Brynn Bourke - Executive Director

Brynn Bourke – Executive Director

TRADETALK READERS are very familiar with porta-potties. They’re rarely cleaned and often filthy. They’re dark and they’re wet. They are too hot in the summer and too cold in the winter. Most of all, they are unsanitary and unhygienic.

For many years, tradespeople have been doing everything they can to avoid using the porta-potties on construction sites. Many workers arrange their entire day so they don’t have to use them. Often they hold it until they get home or until they can get to a local Tim Hortons or gas station.

When the pandemic hit, everything changed. We repeatedly heard public health messages that said hand washing was crucial and so was limiting our contact with other people. Despite those warnings, construction workers were sent onto sites with no running water for hand washing alongside dozens and dozens of other workers.

Construction workers carried on through the pandemic. It was an emergency and the public needed tradespeople to build and maintain the infrastructure British Columbians relied upon. They kept the lights on. They kept building the homes, hospitals and schools.

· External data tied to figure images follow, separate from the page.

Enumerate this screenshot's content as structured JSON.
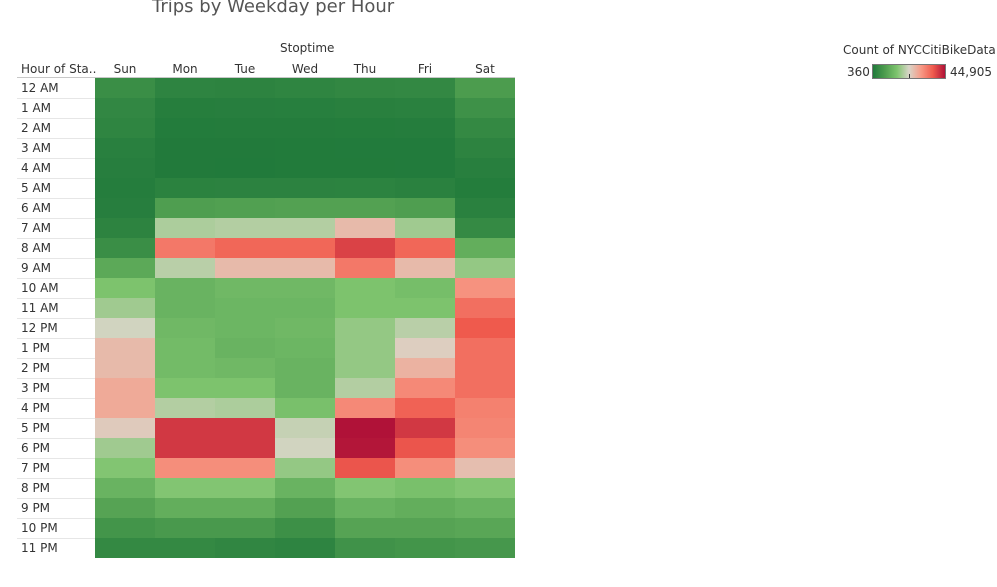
{
  "chart_data": {
    "type": "heatmap",
    "title": "Trips by Weekday per Hour",
    "column_title": "Stoptime",
    "row_header": "Hour of Sta..",
    "columns": [
      "Sun",
      "Mon",
      "Tue",
      "Wed",
      "Thu",
      "Fri",
      "Sat"
    ],
    "rows": [
      "12 AM",
      "1 AM",
      "2 AM",
      "3 AM",
      "4 AM",
      "5 AM",
      "6 AM",
      "7 AM",
      "8 AM",
      "9 AM",
      "10 AM",
      "11 AM",
      "12 PM",
      "1 PM",
      "2 PM",
      "3 PM",
      "4 PM",
      "5 PM",
      "6 PM",
      "7 PM",
      "8 PM",
      "9 PM",
      "10 PM",
      "11 PM"
    ],
    "values": [
      [
        4500,
        2500,
        2300,
        2600,
        3100,
        3400,
        7500
      ],
      [
        3200,
        1200,
        1300,
        1400,
        1600,
        1800,
        5200
      ],
      [
        2600,
        700,
        800,
        800,
        900,
        1000,
        3500
      ],
      [
        1700,
        450,
        450,
        500,
        550,
        600,
        2300
      ],
      [
        1300,
        450,
        400,
        500,
        500,
        550,
        1500
      ],
      [
        1000,
        2000,
        2100,
        2100,
        2200,
        1900,
        900
      ],
      [
        1300,
        8000,
        8300,
        8500,
        8600,
        8000,
        1800
      ],
      [
        2300,
        19000,
        19500,
        19500,
        26000,
        18000,
        3700
      ],
      [
        4500,
        34000,
        36000,
        36000,
        40000,
        36000,
        11000
      ],
      [
        10000,
        20000,
        26000,
        26000,
        34000,
        26000,
        17000
      ],
      [
        15000,
        12000,
        13000,
        13000,
        15000,
        14000,
        31000
      ],
      [
        18000,
        12000,
        12500,
        12500,
        15000,
        15000,
        35000
      ],
      [
        22000,
        13000,
        12500,
        13000,
        17000,
        20000,
        37500
      ],
      [
        26000,
        13500,
        12000,
        12500,
        17000,
        23500,
        35000
      ],
      [
        26000,
        13500,
        13000,
        12000,
        17000,
        27000,
        35000
      ],
      [
        28000,
        15000,
        15000,
        12000,
        19500,
        32000,
        35000
      ],
      [
        28000,
        19500,
        19000,
        14500,
        32000,
        36500,
        33000
      ],
      [
        24000,
        41000,
        41000,
        21000,
        44905,
        41000,
        32500
      ],
      [
        18000,
        41000,
        41000,
        22000,
        44500,
        38000,
        31500
      ],
      [
        15500,
        31500,
        31500,
        17000,
        38000,
        31500,
        25500
      ],
      [
        12000,
        15500,
        15500,
        12000,
        15500,
        14500,
        15500
      ],
      [
        9000,
        11000,
        11000,
        8500,
        12000,
        11000,
        12000
      ],
      [
        6000,
        7000,
        7000,
        5000,
        9000,
        9000,
        9500
      ],
      [
        3500,
        3500,
        3000,
        2500,
        5500,
        6000,
        6500
      ]
    ],
    "legend": {
      "title": "Count of NYCCitiBikeData..",
      "min_label": "360",
      "max_label": "44,905",
      "min": 360,
      "max": 44905,
      "colors": [
        "#217a3b",
        "#4e9d4f",
        "#7ec46e",
        "#d9d5c8",
        "#f79a86",
        "#ef5a4d",
        "#b01238"
      ]
    }
  }
}
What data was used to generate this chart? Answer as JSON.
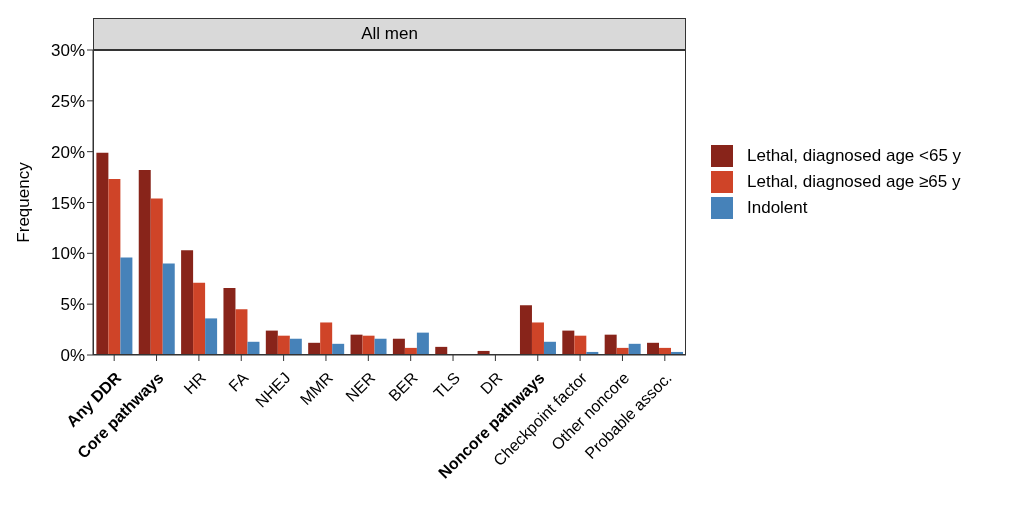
{
  "chart_data": {
    "type": "bar",
    "title": "All men",
    "ylabel": "Frequency",
    "categories": [
      "Any DDR",
      "Core pathways",
      "HR",
      "FA",
      "NHEJ",
      "MMR",
      "NER",
      "BER",
      "TLS",
      "DR",
      "Noncore pathways",
      "Checkpoint factor",
      "Other noncore",
      "Probable assoc."
    ],
    "series": [
      {
        "name": "Lethal, diagnosed age <65 y",
        "color": "#88241a",
        "values": [
          19.9,
          18.2,
          10.3,
          6.6,
          2.4,
          1.2,
          2.0,
          1.6,
          0.8,
          0.4,
          4.9,
          2.4,
          2.0,
          1.2
        ]
      },
      {
        "name": "Lethal, diagnosed age ≥65 y",
        "color": "#cf4428",
        "values": [
          17.3,
          15.4,
          7.1,
          4.5,
          1.9,
          3.2,
          1.9,
          0.7,
          0,
          0,
          3.2,
          1.9,
          0.7,
          0.7
        ]
      },
      {
        "name": "Indolent",
        "color": "#4682b9",
        "values": [
          9.6,
          9.0,
          3.6,
          1.3,
          1.6,
          1.1,
          1.6,
          2.2,
          0,
          0,
          1.3,
          0.3,
          1.1,
          0.3
        ]
      }
    ],
    "ylim": [
      0,
      30
    ],
    "yticks": [
      {
        "value": 0,
        "label": "0%"
      },
      {
        "value": 5,
        "label": "5%"
      },
      {
        "value": 10,
        "label": "10%"
      },
      {
        "value": 15,
        "label": "15%"
      },
      {
        "value": 20,
        "label": "20%"
      },
      {
        "value": 25,
        "label": "25%"
      },
      {
        "value": 30,
        "label": "30%"
      }
    ],
    "grid": false,
    "legend": "right"
  }
}
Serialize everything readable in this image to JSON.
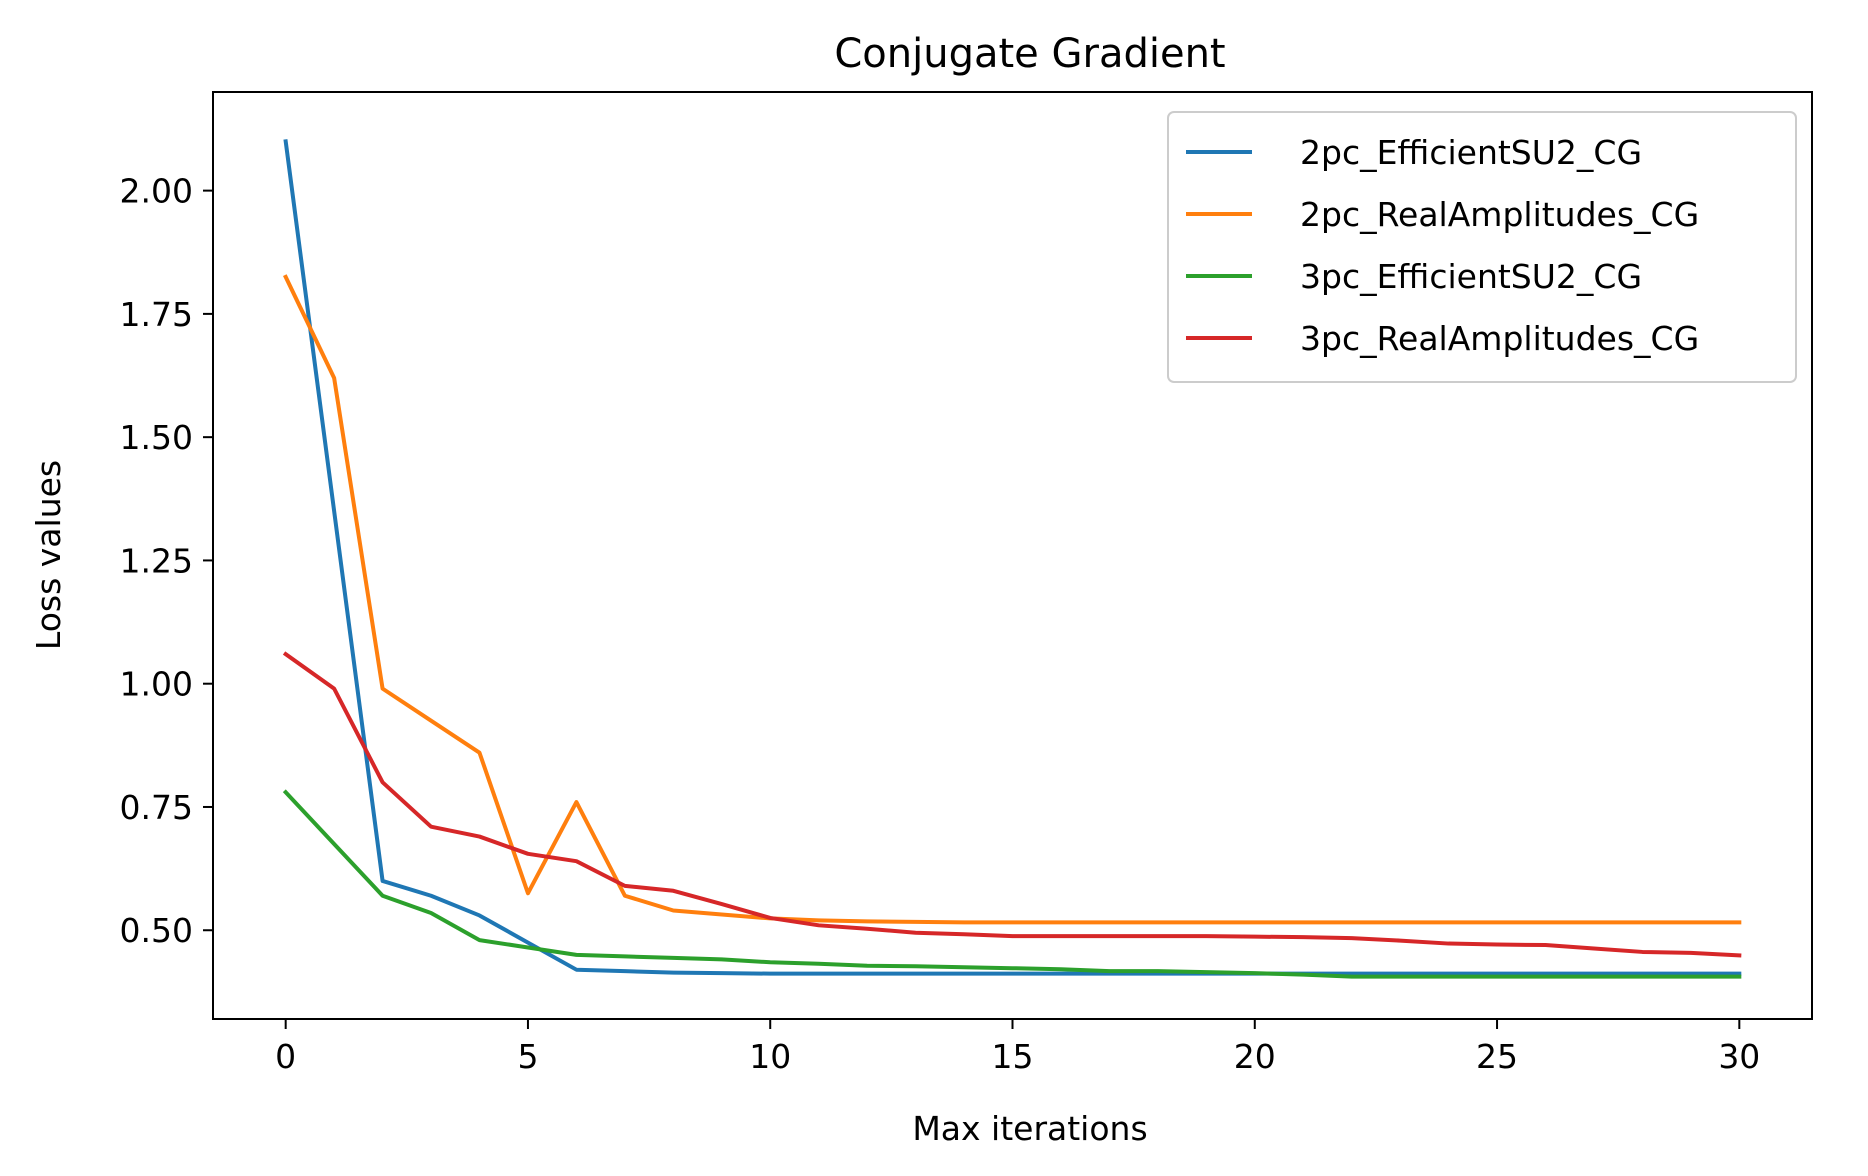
{
  "chart_data": {
    "type": "line",
    "title": "Conjugate Gradient",
    "xlabel": "Max iterations",
    "ylabel": "Loss values",
    "xlim": [
      -1.5,
      31.5
    ],
    "ylim": [
      0.32,
      2.2
    ],
    "xticks": [
      0,
      5,
      10,
      15,
      20,
      25,
      30
    ],
    "xtick_labels": [
      "0",
      "5",
      "10",
      "15",
      "20",
      "25",
      "30"
    ],
    "yticks": [
      0.5,
      0.75,
      1.0,
      1.25,
      1.5,
      1.75,
      2.0
    ],
    "ytick_labels": [
      "0.50",
      "0.75",
      "1.00",
      "1.25",
      "1.50",
      "1.75",
      "2.00"
    ],
    "grid": false,
    "legend_position": "top-right",
    "x": [
      0,
      1,
      2,
      3,
      4,
      5,
      6,
      7,
      8,
      9,
      10,
      11,
      12,
      13,
      14,
      15,
      16,
      17,
      18,
      19,
      20,
      21,
      22,
      23,
      24,
      25,
      26,
      27,
      28,
      29,
      30
    ],
    "series": [
      {
        "name": "2pc_EfficientSU2_CG",
        "color": "#1f77b4",
        "values": [
          2.1,
          1.35,
          0.6,
          0.57,
          0.53,
          0.475,
          0.42,
          0.417,
          0.414,
          0.413,
          0.412,
          0.412,
          0.412,
          0.412,
          0.412,
          0.412,
          0.412,
          0.412,
          0.412,
          0.412,
          0.412,
          0.412,
          0.412,
          0.412,
          0.412,
          0.412,
          0.412,
          0.412,
          0.412,
          0.412,
          0.412
        ]
      },
      {
        "name": "2pc_RealAmplitudes_CG",
        "color": "#ff7f0e",
        "values": [
          1.825,
          1.62,
          0.99,
          0.925,
          0.86,
          0.575,
          0.76,
          0.57,
          0.54,
          0.532,
          0.524,
          0.52,
          0.518,
          0.517,
          0.516,
          0.516,
          0.516,
          0.516,
          0.516,
          0.516,
          0.516,
          0.516,
          0.516,
          0.516,
          0.516,
          0.516,
          0.516,
          0.516,
          0.516,
          0.516,
          0.516
        ]
      },
      {
        "name": "3pc_EfficientSU2_CG",
        "color": "#2ca02c",
        "values": [
          0.78,
          0.675,
          0.57,
          0.535,
          0.48,
          0.465,
          0.45,
          0.447,
          0.444,
          0.441,
          0.435,
          0.432,
          0.428,
          0.427,
          0.425,
          0.423,
          0.421,
          0.417,
          0.417,
          0.415,
          0.413,
          0.41,
          0.406,
          0.406,
          0.406,
          0.406,
          0.406,
          0.406,
          0.406,
          0.406,
          0.406
        ]
      },
      {
        "name": "3pc_RealAmplitudes_CG",
        "color": "#d62728",
        "values": [
          1.06,
          0.99,
          0.8,
          0.71,
          0.69,
          0.655,
          0.64,
          0.59,
          0.58,
          0.553,
          0.525,
          0.51,
          0.503,
          0.495,
          0.492,
          0.488,
          0.488,
          0.488,
          0.488,
          0.488,
          0.487,
          0.486,
          0.484,
          0.479,
          0.473,
          0.471,
          0.47,
          0.463,
          0.456,
          0.454,
          0.449
        ]
      }
    ]
  }
}
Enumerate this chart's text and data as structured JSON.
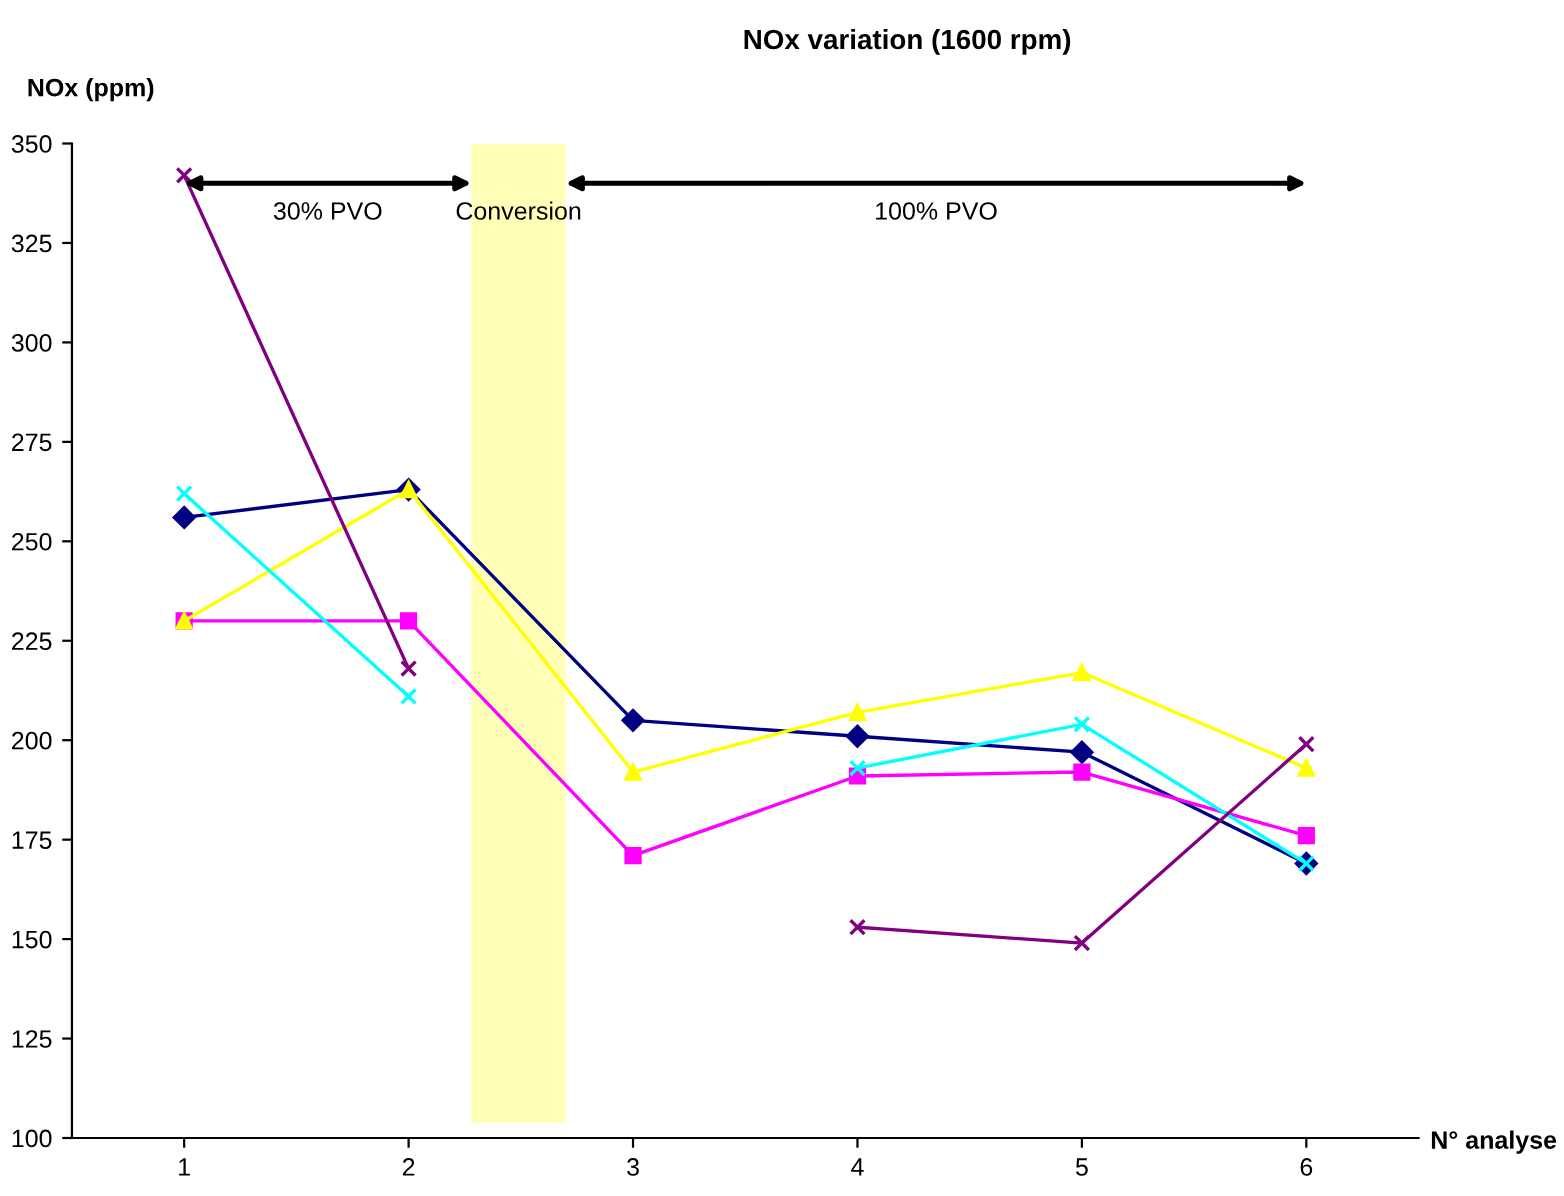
{
  "chart_data": {
    "type": "line",
    "title": "NOx variation (1600 rpm)",
    "xlabel": "N° analyse",
    "ylabel": "NOx (ppm)",
    "x": [
      1,
      2,
      3,
      4,
      5,
      6
    ],
    "xlim": [
      0.5,
      6.5
    ],
    "xticks": [
      1,
      2,
      3,
      4,
      5,
      6
    ],
    "ylim": [
      100,
      350
    ],
    "yticks": [
      100,
      125,
      150,
      175,
      200,
      225,
      250,
      275,
      300,
      325,
      350
    ],
    "grid": false,
    "series": [
      {
        "color": "#000080",
        "marker": "diamond",
        "values": [
          256,
          263,
          205,
          201,
          197,
          169
        ]
      },
      {
        "color": "#ff00ff",
        "marker": "square",
        "values": [
          230,
          230,
          171,
          191,
          192,
          176
        ]
      },
      {
        "color": "#ffff00",
        "marker": "triangle",
        "values": [
          230,
          263,
          192,
          207,
          217,
          193
        ]
      },
      {
        "color": "#00ffff",
        "marker": "cross",
        "values": [
          262,
          211,
          null,
          193,
          204,
          169
        ]
      },
      {
        "color": "#800080",
        "marker": "cross",
        "values": [
          342,
          218,
          null,
          153,
          149,
          199
        ]
      }
    ],
    "bands": [
      {
        "axis": "x",
        "from": 2.28,
        "to": 2.7,
        "label": "Conversion",
        "color": "#ffff99"
      }
    ],
    "annotations": [
      "30% PVO",
      "100% PVO"
    ]
  }
}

But as days turned to weeks, then months and then a year — it became clear. The poor sanitation conditions plaguing our industry were not going to get better unless we demanded better.

We wrote about the initial launch of our Get Flushed campaign in the Spring 2021 issue of Tradetalk magazine. At that time, we argued that WorkSafeBC already had guidelines requiring employers to provide plumbed toilet facilities to workers unless it was not “practical” to do so.

We would soon find out that the word “practical” was being universally used by the construction industry to provide the bare minimum standard of toilets. Time and again, portapotties, rarely cleaned, always smelly and without running water, were the default. No project was ever big enough or long enough to trigger a requirement for flush toilets.

In the first two years, we worked with industry and WorkSafeBC to rewrite a guideline on the maintenance of washroom facilities. We argued for regular cleaning schedules, better lighting, ventilation and heating in winter, access to sinks with running water and flush toilets.

Despite all our efforts, change did not come. And it became clear that change would not be possible from within the construction industry.

So, in spring of this year, we began work on a second toilet policy paper. We adopted a recommendation from Quebec that requires flush toilet facilities on construction sites that have (or will have) 25 construction workers or more. We connected that requirement with the BC Building Code definition of plumbed which would allow for the use of toilet trailers in locations where a connection to sewer and water would not be possible.

We relaunched the campaign and the positive response from the public and political leaders was incredible. More than a thousand letters have been written to the B.C. government calling for flush toilets on construction sites.

In October, Premier David Eby announced the B.C. government will be bringing in a legal requirement for flush toilets on construction sites of 25 workers or more.

This is a huge victory for construction workers and BC Building Trades members should be proud of their role in making this happen. Our unions did this.

This was a fight worth fighting to ensure that the people who build our province will finally have access to basic sanitation on construction sites. They deserve it.